The King’s procession was an hour late. My legs became numb. Occasionally someone would call out and we would all kneel, thinking this was it, but after a couple times the crowd lost faith in the cries down the road. Finally, around 4PM, the officials in front motioned for us to kneel. We tentatively knelt on the sandy dirt ground beside the road, once again, trying not to crush the toes and knees around us. In this moment I sadly learned that whether the crowd was standing, or kneeling, I still cannot see very much of what is happening up front. Hands folded in front, tears gently seeping from an internal wound, image of the King held up high, and the tops of official cars passing down the road: these are the things I did see, and that was enough.
However, I did not need to see, I needed to feel, and I did feel. I felt a country mourn a leader, and a friend. A friend of mine said some Thai people saw him as a Jesus-like figure. This King fought for the peace of the people and their day-to-day well-being. “If there was a big problem in Thailand, he would always fix it,” another Thai friend told me. Another Thai woman told me that the King went into hill tribes and successfully worked with them to change their main source of produce/income from poppies to vegetables and fruit. Both politically and socially, King Bhumibol Adulyadej had won and cared for the hearts of Thai people. As the procession on the road developed, a song of mourning lifted up from the voice of the crowd. I could not see which car the King’s body was in, but I knew when he passed, from the cries of farewell that burst from the people around me. It made me sad that I did not know him.
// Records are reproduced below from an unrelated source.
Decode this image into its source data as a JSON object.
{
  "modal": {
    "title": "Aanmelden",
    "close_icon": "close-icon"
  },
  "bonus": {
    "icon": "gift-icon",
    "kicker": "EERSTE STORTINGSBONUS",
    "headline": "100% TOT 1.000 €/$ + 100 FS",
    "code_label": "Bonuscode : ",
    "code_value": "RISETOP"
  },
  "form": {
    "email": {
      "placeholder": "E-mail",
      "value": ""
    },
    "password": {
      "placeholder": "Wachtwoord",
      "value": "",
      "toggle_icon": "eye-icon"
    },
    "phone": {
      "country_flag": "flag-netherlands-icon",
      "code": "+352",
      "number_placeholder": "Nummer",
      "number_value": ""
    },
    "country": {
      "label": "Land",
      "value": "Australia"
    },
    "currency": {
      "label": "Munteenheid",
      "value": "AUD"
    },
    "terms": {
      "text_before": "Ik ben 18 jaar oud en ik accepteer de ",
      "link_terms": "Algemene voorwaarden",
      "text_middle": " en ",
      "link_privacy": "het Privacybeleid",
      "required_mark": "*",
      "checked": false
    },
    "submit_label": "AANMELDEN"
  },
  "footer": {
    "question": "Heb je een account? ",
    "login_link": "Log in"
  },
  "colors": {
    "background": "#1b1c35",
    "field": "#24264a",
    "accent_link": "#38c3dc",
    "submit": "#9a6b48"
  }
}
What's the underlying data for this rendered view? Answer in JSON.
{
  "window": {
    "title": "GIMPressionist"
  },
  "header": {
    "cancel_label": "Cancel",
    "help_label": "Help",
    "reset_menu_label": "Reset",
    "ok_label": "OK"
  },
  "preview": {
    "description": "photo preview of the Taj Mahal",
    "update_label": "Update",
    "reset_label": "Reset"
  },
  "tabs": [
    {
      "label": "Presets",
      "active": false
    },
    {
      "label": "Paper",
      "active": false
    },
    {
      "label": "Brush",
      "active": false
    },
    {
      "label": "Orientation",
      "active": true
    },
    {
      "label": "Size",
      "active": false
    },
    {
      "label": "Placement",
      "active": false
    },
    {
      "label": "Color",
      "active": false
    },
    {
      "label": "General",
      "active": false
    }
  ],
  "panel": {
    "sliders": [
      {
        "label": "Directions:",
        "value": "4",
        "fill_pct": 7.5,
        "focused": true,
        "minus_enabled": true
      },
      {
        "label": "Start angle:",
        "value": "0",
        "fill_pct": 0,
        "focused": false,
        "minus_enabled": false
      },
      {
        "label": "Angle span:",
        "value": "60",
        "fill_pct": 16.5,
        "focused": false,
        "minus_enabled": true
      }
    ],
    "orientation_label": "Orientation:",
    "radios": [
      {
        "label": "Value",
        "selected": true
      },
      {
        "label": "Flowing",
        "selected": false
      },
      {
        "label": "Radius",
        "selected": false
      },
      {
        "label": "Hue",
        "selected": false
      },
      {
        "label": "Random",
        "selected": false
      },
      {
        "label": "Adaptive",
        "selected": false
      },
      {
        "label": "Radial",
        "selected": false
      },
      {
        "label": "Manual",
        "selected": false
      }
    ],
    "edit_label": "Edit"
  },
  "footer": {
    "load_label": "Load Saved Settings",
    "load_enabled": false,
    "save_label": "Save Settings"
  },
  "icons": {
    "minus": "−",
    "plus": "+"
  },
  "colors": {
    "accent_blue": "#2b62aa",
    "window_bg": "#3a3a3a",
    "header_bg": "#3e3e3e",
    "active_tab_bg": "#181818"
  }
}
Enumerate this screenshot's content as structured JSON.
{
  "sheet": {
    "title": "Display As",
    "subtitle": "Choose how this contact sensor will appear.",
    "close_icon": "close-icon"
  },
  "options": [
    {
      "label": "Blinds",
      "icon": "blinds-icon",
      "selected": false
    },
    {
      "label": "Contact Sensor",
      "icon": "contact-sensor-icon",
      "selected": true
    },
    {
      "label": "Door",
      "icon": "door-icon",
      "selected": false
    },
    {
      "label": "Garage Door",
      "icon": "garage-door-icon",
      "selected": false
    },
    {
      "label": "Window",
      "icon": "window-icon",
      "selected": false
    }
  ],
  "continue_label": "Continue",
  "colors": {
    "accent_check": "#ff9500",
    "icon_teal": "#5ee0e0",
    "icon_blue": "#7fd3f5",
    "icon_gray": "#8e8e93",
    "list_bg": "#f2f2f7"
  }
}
Now many people in Thailand are worried about the future. It seems politics may never look the same in Thailand as it has been for centuries. There is a steady feeling of unease and unrest here, as people begin to react to the King’s death, and the Crowned Prince’s oncoming coronation. I am not relaying this information to needlessly spread concern and panic. However, I am asking that you pray and/or think of Thailand often, as we are now in a transition point. I also ask that if you talk or post about the Kings passing and/or Thailand’s new government, that you do so respectfully. The people of Thailand and ex-patriots whom have adopted Thailand as their home, are strong, whatever happens, they will endure. However, let’s work and hope for a peaceful resolution to this shift in power.